If you want the plotting examples:

pip install "graphot[examples]"

If you are running from a local checkout, use pip install . or pip install ".[examples]" from the repository root instead.

The public import path used in these docs is:

from graphot import solve_ot

First Complete Example

import numpy as np

from graphot import (
    GraphSpec,
    LogMeanOps,
    OTConfig,
    OTProblem,
    TimeDiscretization,
    solve_ot,
)

graph = GraphSpec.from_undirected_weights(
    num_nodes=2,
    edge_u=[0],
    edge_v=[1],
    weight=[1.0],
)

mass_a = np.array([1.0, 0.0], dtype=np.float64)
mass_b = np.array([0.0, 1.0], dtype=np.float64)

rho_a = mass_a / graph.pi
rho_b = mass_b / graph.pi

problem = OTProblem(
    graph=graph,
    time=TimeDiscretization(num_steps=64),
    rho_a=rho_a,
    rho_b=rho_b,
    mean_ops=LogMeanOps(),
)

solution = solve_ot(problem, OTConfig())

print("distance:", float(solution.distance))
print("converged:", solution.converged)
print("iterations:", solution.iterations_used)

The One Input Rule You Must Remember

graphot expects endpoint densities with respect to graph.pi.

If you start from ordinary node masses, convert them like this:

rho = mass / graph.pi

Your endpoint arrays must satisfy:

np.sum(graph.pi * rho) == 1

If this rule is wrong, the solver will reject the input or return a misleading result.

Reading The Result

The fields most users inspect are:

  • solution.distance
  • solution.converged
  • solution.iterations_used
  • solution.state.rho
  • solution.state.m

Use solution.converged as a reality check.

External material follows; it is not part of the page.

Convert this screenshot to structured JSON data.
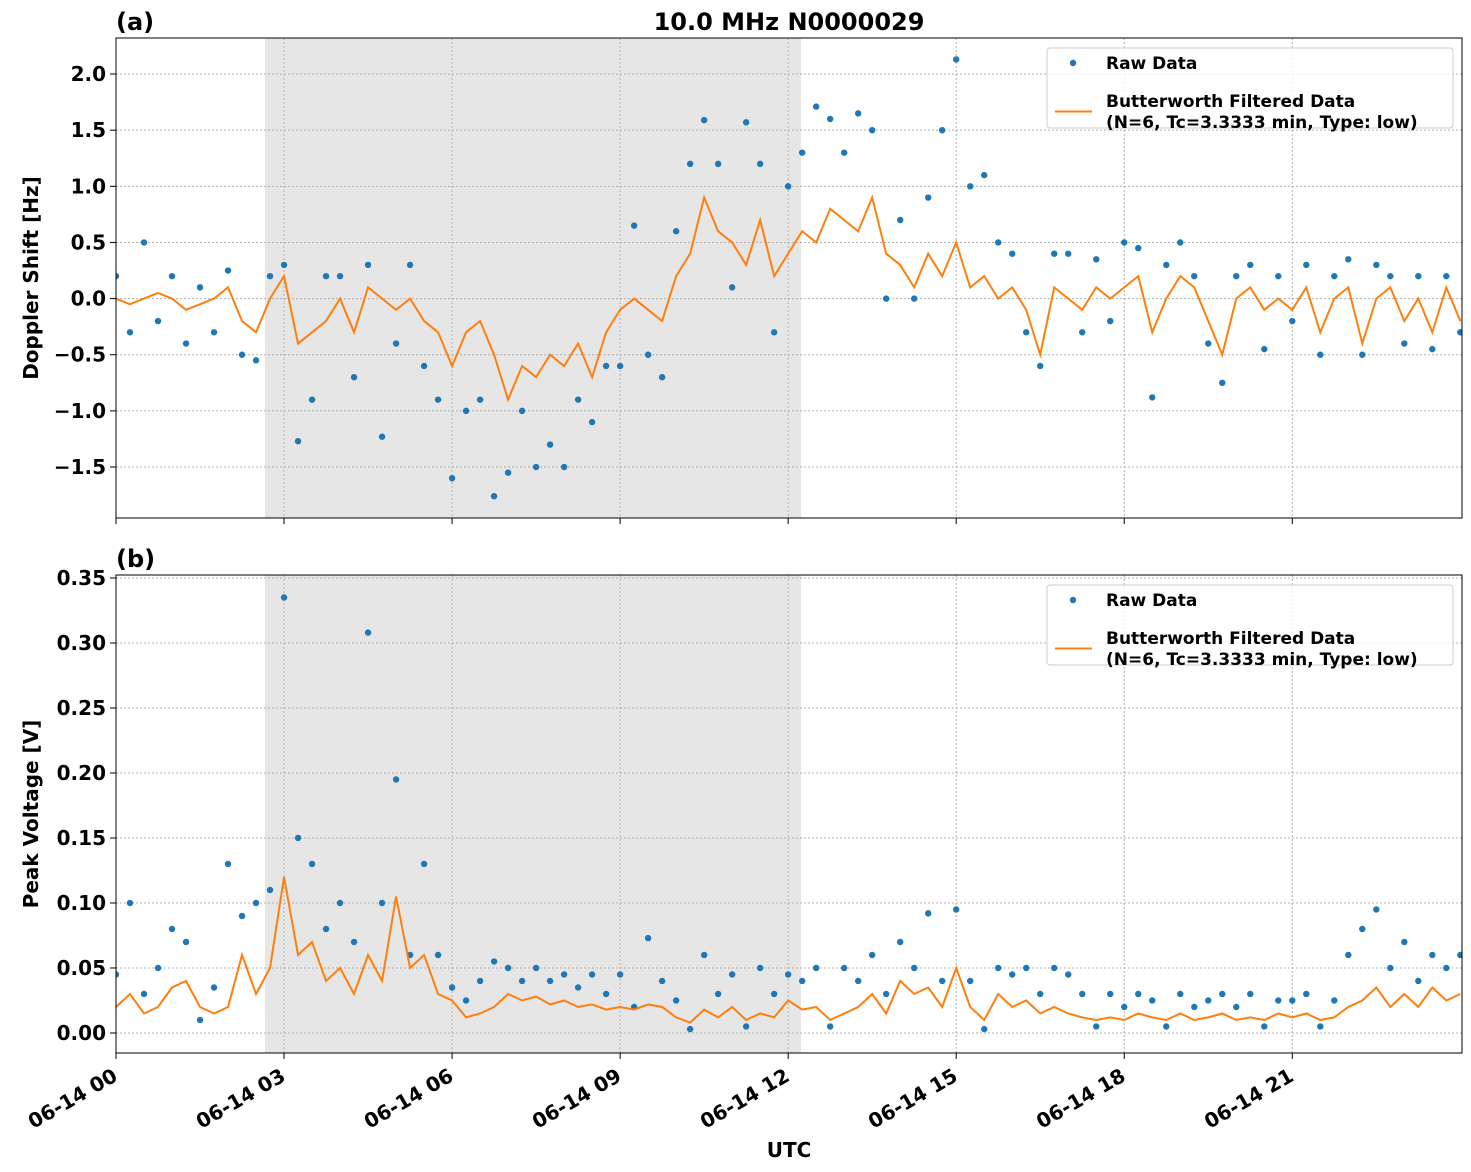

If it is False, the state may still be useful for inspection, but the reported distance should be treated with caution.

Good First Settings

For a first run, the defaults are usually enough. If you want a safe starting point:

  • use a small graph,
  • use num_steps between 32 and 64,
  • leave OTConfig() at its defaults,
  • check solution.converged before doing further analysis.